The sum of the third and the seventh terms of an AP is 6 and their product is 8. Find the sum of first sixteen terms of the AP.
\(S_{16} = 20, 76\)
Step 1: Express the given terms in terms of \(a\) and \(d\).
Let the first term be \(a\) and common difference be \(d\).
Third term: \(a_3 = a + 2d\)
Seventh term: \(a_7 = a + 6d\)
Given:
\[a_3 + a_7 = 6, \quad a_3 \cdot a_7 = 8\]
Step 2: Use the sum condition.
\[(a + 2d) + (a + 6d) = 6\]
\[2a + 8d = 6\]
Divide by 2:
\[a + 4d = 3 \quad ...(1)\]
Step 3: Use the product condition.
\[(a + 2d)(a + 6d) = 8\]
Notice that \(a + 2d\) and \(a + 6d\) are symmetric around \(a + 4d\). Let:
\[x = a + 4d\]
Then:
\[a + 2d = x - 2d, \quad a + 6d = x + 2d\]
From (1), we already have \(x = 3\).
Now the product condition becomes:
\[(x - 2d)(x + 2d) = 8\]
\[x^2 - 4d^2 = 8\]
Substitute \(x = 3\):
\[9 - 4d^2 = 8\]
\[4d^2 = 1 \Rightarrow d^2 = \dfrac{1}{4}\]
So:
\[d = \pm \dfrac{1}{2}\]
Step 4: Find \(a\) for each value of \(d\).
From (1): \(a + 4d = 3\).
Case I: \(d = \dfrac{1}{2}\)
\[a + 4 \cdot \dfrac{1}{2} = 3 \Rightarrow a + 2 = 3 \Rightarrow a = 1\]

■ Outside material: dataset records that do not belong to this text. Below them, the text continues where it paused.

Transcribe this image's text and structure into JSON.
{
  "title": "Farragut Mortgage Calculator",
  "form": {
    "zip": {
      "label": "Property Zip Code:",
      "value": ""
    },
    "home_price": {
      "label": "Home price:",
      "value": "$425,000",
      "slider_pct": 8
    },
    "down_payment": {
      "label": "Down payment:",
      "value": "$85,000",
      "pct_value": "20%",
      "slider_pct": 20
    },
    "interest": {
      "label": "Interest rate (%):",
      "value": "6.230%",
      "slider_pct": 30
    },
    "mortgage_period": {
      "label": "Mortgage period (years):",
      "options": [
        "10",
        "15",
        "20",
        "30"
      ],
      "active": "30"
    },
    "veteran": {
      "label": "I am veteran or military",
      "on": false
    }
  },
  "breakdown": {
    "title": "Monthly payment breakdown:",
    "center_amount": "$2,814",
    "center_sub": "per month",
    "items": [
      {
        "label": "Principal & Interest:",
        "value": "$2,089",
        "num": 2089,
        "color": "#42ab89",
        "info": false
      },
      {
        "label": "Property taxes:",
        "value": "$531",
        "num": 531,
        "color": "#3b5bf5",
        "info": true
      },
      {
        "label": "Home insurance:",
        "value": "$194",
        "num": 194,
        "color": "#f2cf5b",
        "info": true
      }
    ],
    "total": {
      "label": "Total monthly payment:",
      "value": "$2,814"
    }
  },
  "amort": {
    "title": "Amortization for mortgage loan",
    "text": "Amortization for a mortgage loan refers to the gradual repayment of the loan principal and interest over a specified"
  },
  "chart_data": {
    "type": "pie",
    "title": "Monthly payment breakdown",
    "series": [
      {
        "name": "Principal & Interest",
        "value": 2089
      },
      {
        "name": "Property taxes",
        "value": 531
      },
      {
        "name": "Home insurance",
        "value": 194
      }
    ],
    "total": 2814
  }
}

Case II: \(d = -\dfrac{1}{2}\)
\[a + 4(-\dfrac{1}{2}) = 3 \Rightarrow a - 2 = 3 \Rightarrow a = 5\]
So two possible APs:
• AP1: \(a = 1, d = \dfrac{1}{2}\)
• AP2: \(a = 5, d = -\dfrac{1}{2}\)
Step 5: Find \(S_{16}\) for each AP.
Formula: \[S_n = \dfrac{n}{2}[2a + (n - 1)d]\]
Here \(n = 16\).
For AP1: \(a = 1, d = \dfrac{1}{2}\)
\[S_{16} = \dfrac{16}{2}\big[2 \cdot 1 + 15 \cdot \dfrac{1}{2}\big]\]
\[S_{16} = 8\big[2 + \dfrac{15}{2}\big] = 8 \cdot \dfrac{4 + 15}{2} = 8 \cdot \dfrac{19}{2} = 4 \cdot 19 = 76\]
For AP2: \(a = 5, d = -\dfrac{1}{2}\)
\[S_{16} = \dfrac{16}{2}\big[2 \cdot 5 + 15 \cdot (-\dfrac{1}{2})\big]\]
\[S_{16} = 8\big[10 - \dfrac{15}{2}\big] = 8 \cdot \dfrac{20 - 15}{2} = 8 \cdot \dfrac{5}{2} = 4 \cdot 5 = 20\]
Conclusion: There are two possible APs satisfying the given conditions, so the sum of the first sixteen terms can be \(S_{16} = 20\) or \(S_{16} = 76\).